Ministro Urso: “Abbiamo iniziato una nuova fase nelle relazioni italo-serbe”

Il ministro italiano dell’Imprenditoria e del Made in Italy Adolfo Urso, in visita in Serbia in occasione dell’apertura della sede dell’agenzia italiana di credito all’esportazione SACE, ha rilasciato un’intervista a Tanjug. Trasmettiamo l’intervista integralmente.

Come valuta l’attuale cooperazione economica tra Serbia e Italia? Qual è il livello della cooperazione commerciale tra Serbia e Italia?

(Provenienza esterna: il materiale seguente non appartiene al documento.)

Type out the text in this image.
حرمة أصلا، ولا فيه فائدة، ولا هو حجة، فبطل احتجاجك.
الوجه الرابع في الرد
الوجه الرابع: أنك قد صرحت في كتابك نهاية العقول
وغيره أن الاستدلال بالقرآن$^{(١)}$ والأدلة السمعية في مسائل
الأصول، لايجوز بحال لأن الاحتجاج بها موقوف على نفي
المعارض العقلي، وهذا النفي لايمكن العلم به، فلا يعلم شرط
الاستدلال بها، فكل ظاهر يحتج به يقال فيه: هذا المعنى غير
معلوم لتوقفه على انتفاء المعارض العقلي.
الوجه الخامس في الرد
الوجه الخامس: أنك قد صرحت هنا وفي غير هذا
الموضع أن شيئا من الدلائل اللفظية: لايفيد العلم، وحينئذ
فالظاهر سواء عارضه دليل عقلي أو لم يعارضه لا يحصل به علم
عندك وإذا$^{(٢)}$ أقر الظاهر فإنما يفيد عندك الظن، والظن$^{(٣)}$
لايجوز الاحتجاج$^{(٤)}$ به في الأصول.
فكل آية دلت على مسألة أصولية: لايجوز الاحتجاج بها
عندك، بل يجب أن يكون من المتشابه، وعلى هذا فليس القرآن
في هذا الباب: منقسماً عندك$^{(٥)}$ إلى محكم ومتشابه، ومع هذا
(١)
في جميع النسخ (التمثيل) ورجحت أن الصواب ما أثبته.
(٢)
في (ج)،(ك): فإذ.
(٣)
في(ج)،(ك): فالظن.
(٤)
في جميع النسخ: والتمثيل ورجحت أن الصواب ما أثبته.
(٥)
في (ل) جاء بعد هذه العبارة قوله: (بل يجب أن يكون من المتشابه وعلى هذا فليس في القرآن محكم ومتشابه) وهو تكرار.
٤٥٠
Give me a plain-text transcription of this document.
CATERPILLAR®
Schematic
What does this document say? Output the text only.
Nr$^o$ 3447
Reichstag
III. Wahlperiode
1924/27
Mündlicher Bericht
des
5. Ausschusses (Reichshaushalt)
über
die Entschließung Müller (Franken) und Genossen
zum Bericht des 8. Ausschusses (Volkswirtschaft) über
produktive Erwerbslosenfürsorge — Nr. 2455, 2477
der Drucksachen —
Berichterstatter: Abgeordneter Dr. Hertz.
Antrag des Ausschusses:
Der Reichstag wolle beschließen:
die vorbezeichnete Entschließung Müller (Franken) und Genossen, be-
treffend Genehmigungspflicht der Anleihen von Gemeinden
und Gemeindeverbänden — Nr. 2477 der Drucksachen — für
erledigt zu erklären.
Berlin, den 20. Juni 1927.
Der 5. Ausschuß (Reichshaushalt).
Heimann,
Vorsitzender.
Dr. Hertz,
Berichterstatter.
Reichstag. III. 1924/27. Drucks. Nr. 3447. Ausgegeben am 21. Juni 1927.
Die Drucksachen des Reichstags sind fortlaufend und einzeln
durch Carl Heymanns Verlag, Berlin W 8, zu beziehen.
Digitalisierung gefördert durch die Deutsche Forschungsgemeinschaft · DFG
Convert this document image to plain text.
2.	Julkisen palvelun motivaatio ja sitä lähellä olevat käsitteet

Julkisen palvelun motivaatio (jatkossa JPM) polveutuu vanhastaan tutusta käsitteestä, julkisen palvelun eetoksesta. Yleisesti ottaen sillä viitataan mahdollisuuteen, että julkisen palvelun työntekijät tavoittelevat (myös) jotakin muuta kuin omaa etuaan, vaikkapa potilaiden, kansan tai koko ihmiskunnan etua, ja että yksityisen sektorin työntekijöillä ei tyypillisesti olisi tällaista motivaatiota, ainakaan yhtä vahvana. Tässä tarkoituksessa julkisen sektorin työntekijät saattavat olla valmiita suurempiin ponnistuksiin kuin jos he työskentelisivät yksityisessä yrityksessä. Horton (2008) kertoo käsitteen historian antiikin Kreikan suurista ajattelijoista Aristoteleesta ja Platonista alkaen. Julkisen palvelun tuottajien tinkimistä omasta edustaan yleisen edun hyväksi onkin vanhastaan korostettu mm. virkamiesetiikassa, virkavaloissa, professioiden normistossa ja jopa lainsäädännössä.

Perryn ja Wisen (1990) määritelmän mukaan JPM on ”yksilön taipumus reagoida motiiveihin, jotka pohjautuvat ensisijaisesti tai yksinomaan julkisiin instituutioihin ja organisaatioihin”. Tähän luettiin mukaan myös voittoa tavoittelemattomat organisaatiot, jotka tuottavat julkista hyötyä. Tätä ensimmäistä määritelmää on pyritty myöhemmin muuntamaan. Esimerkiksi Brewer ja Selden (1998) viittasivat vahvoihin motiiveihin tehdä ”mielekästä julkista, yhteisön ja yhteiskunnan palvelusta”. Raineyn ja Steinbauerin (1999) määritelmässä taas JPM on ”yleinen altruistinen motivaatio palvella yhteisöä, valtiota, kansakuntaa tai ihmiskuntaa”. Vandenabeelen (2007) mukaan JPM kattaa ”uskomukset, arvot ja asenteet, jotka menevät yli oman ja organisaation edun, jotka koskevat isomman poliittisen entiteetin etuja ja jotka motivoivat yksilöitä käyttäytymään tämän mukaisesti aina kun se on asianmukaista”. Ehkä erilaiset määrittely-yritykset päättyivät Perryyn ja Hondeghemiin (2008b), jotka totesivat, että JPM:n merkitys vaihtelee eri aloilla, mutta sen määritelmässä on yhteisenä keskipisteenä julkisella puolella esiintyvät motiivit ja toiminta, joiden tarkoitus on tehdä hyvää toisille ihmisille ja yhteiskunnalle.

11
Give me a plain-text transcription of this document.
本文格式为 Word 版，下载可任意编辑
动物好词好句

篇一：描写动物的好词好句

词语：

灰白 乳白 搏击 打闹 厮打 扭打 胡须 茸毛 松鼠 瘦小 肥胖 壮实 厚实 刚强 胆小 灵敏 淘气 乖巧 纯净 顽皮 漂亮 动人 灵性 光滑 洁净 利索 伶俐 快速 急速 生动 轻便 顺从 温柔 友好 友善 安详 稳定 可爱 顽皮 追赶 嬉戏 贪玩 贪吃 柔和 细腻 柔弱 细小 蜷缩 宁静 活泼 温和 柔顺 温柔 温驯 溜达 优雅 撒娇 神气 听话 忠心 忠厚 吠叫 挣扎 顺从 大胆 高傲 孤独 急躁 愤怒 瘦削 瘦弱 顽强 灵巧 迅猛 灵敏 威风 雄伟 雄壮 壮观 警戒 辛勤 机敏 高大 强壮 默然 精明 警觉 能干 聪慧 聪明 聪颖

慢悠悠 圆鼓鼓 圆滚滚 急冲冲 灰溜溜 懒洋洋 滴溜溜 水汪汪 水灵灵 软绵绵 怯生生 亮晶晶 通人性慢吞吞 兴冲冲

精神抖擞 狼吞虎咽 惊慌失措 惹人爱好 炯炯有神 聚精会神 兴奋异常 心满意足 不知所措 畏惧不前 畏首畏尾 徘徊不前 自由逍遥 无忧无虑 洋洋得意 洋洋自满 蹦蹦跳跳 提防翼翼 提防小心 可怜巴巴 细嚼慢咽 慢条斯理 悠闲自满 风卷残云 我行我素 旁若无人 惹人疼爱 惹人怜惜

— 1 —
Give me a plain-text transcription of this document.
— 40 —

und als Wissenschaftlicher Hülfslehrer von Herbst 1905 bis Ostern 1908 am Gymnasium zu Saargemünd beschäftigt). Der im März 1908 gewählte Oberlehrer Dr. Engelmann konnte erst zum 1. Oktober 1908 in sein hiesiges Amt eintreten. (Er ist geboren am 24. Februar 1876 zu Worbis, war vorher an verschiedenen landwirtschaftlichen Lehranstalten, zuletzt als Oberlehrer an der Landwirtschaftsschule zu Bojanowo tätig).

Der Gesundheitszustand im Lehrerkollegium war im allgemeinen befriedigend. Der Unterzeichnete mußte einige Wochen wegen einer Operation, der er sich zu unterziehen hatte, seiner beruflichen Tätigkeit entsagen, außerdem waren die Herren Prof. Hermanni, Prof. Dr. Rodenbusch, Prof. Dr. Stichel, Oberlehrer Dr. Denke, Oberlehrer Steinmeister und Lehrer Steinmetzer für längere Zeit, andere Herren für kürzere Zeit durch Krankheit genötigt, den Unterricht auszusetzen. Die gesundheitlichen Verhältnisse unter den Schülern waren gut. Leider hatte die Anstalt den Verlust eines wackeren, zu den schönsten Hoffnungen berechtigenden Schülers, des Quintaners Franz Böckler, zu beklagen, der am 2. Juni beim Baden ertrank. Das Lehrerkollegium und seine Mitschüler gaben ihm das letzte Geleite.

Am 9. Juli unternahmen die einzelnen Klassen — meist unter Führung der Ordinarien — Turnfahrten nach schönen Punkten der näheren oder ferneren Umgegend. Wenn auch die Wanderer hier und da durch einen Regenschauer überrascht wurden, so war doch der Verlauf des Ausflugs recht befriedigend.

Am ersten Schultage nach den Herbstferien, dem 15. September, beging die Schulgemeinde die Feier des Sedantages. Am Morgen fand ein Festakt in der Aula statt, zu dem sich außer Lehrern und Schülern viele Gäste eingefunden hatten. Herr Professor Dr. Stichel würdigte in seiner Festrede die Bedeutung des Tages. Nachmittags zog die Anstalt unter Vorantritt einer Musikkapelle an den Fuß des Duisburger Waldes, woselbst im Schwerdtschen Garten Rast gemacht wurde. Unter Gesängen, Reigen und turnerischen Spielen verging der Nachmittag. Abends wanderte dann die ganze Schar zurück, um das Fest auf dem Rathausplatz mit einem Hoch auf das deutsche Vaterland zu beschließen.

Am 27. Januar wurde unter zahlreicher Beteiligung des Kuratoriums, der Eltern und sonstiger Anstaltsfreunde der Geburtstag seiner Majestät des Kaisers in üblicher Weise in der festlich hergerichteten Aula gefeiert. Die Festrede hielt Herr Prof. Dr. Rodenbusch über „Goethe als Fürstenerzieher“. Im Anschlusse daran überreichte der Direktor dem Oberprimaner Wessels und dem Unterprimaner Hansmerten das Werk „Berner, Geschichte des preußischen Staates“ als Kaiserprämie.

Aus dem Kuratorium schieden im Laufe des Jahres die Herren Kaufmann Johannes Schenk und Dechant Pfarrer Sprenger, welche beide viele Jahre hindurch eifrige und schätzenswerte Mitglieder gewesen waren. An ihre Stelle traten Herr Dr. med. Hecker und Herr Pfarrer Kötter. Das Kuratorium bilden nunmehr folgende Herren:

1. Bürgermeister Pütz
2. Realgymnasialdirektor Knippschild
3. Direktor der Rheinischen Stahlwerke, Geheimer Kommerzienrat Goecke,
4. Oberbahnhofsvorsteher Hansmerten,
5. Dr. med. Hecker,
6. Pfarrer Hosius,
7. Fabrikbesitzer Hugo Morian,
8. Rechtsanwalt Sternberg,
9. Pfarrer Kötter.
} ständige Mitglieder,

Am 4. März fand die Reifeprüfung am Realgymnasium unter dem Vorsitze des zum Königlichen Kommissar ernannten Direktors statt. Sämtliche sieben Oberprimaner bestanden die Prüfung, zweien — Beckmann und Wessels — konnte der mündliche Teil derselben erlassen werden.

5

La cooperazione economica tra i due Paesi poggia su basi solide e consolidate. Nei primi sei mesi del 2023 l’Italia si è infatti confermata terzo partner commerciale della Serbia, con 2,26 miliardi di euro di interscambio bilaterale ed è uno dei maggiori investitori esteri nel Paese. Non dimentichiamo, infatti, che il volume di importazioni serbe dall’Italia è stato pari a 1,32 miliardi e quello delle esportazioni verso l’Italia pari a circa 933 milioni di euro. Un grosso risultato. Miriamo però a consolidare ancora le relazioni commerciali, puntando su settori ad alto contenuto tecnologico. Una nuova fase già stata avviata con il Business and Science Forum, che si è tenuto il 21-22 marzo a Belgrado, al quale hanno partecipato oltre 150 aziende italiane e oltre 250 imprese serbe, a testimonianza dell’interesse comune di approfondire i rapporti economici, trovando al tempo stesso nuove opportunità di business.

Quante imprese italiane operano in Serbia?

A oggi si contano in Serbia oltre 1200 imprese con quota di partecipazione italiana, per un totale di 34.000 dipendenti diretti. Queste generano il 4,5% del PIL serbo. Il quadro delle imprese è molto variegato per dimensioni, geografia e settori, ma vantiamo una posizione di primato nel settore assicurativo e bancario, basti pensare a Intesa Sanpaolo, prima banca nel territorio serbo, e UniCredit. Abbiamo guadagnato uno spazio importante anche in quello tessile, in quello delle sostanze e prodotti chimici, nell’automotive, nella produzione di macchinari e apparecchi, di articoli di gomma e materie plastiche, oltre che in ambito alimentare. Le nostre aziende e le Pmi sono presenti non solo a Belgrado, ma anche nella Provincia Autonoma della Vojvodina, a Kragujevac, Jagodina, Sabac, Nis, fino al sud del Paese.

Cosa attira le imprese italiane a investire in Serbia?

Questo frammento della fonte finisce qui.